Julia, in a gray print dress, purple sweater draped over her arms, tan high heels, fan in left hand, right hand upstretched lays back on a small square table in front of Ursula holdin a plastic laundry basket in her left hand and tongue poking into her cheek with an expression of irritation

Julia in white work shirt, satin blue vest with subtle diamond pattern and lapels, and blue hair stands and looks to the side.
Top, Julia (Kimberly Gilbert) regales Ursula (Paulina Guerrero) with her flights of fantasy and fancy for flight in Taffety Punk's Bootleg Shakespeare production of The Two Gentlemen of Verona at the Folger Theatre. Bottom, Julia disguised as a boy. Photos by Emily Marquet, Taffety Punk.

In the scene in which Valentine and Thurio engage in a witty trash-talking competition for Sylvia, what she calls "a fine volley of words," the three are playing badminton—yuck, yuck. (However, though they volley words with great skill, they are lousy at volleying the shuttlecock at the same time.) We are introduced to Milan with disco line dancing by the whole cast, and Thurio's "Who Is Sylvia" has been turned into a rap accompanied by a troupe of break dancers as the just-awakened Sylvia appears on the balcony wearing a robe and her eye shades shoved up onto her forehead bearing an expression of sleepy annoyance. Sir Eglamoure (James Flanagan) is into taking selfies with his smartphone (and lets the audience get into one, too), and Julia carries her excessively taped letter from Proteus that she had torn to shreds in the first act. When Sylvia gives her portrait to the disguised Julia that she promised to Proteus, Gilbert holds it up so that we can see the photo of a rabid-looking Beckman with "Leave me alone!" scrawled across it.

With so much comedy accomplished through the playing of the plot itself, who needs comical interludes delivered by a pair of clowns, right? Some see Lance and his dog Crab as the only redeeming quality of The Two Gentlemen of Verona, and though this production needs no redeeming, Daniel Flint carries on the 425-year tradition of delivering an endearingly humorous Lance. Wearing plaid jacket and vest, striped tie, checkered pants, and a crush pork pie hat (each piece of clothing a different color) and pulling a plush-toy pinscher on wheels to represent Crab, Flint uses the audience for props in his tale of parting from his family, and clearly illustrates how Crab created the odor in the banquet hall.

Meanwhile, among the most singularly brilliant performances from this cast of accomplished Shakespearean actors is that of Esther Williamson as Speed. Rather than playing Valentine's servant as a joking jester or a winking wit, Williamson delivers all of Speed's jokes as cynical observations, regarding everybody around her as fools to be tolerated. Her "whatever" expressions and "who'd-a-thunk" posture give Speed crackling relevance, and even when Williamson stumbles over a line, she applies the Speed treatment in self-deprecation.

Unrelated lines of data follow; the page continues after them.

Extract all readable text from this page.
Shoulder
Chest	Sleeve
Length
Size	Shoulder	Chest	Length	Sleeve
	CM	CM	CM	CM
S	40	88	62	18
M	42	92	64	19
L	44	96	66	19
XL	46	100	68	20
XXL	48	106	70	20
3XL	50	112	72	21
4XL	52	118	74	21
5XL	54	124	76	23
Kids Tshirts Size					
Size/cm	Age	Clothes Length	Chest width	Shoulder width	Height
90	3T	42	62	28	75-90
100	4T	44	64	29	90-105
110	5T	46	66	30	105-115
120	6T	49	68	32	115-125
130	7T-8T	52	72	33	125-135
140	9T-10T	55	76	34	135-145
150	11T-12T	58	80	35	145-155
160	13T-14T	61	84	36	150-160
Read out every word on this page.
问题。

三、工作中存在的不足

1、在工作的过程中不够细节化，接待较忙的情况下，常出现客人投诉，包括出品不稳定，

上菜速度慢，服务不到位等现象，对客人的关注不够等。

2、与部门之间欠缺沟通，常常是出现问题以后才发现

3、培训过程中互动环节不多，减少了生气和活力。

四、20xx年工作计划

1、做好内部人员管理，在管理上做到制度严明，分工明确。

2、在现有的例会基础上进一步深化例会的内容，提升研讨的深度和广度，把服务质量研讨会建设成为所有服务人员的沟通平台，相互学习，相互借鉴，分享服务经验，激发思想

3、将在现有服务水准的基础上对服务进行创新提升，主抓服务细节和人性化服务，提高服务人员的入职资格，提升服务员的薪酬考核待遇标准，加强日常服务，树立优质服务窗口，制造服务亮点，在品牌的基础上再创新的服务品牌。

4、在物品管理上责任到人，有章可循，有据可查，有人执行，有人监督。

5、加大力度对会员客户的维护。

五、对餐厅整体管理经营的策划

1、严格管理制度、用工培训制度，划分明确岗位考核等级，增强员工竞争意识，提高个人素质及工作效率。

Williamson plays Speed as a woman, but thankfully Kyd and Williamson refrain from giving Speed romantic inclinations toward her master or fellow servant, as I've seen in other altered-gender casting. In fact, after she urges her master to become captain of the Outlaws, Williamson's Speed becomes one of the most enthusiastic of the bandits, shedding her cynical nature in the throes of robbing people of more than their pride.

Williamson's interactions with Proteus, Valentine, and Lance are so impeccably timed (the key to great comedy), and the chemistry of the rest of the company so solid—including among those actors who are not members of Taffety Punk—that this witness of more than 600 stage productions can't help questioning the credibility of the claim that this cast only got together for the first time that morning. Then again, they turn The Two Gentlemen of Verona into a truly great play, so anything is possible. Given that it plays as if it already had been running for a hundred nights, it's too bad this production didn't get that many performances so that more than a one-night-only audience could have seen this masterwork.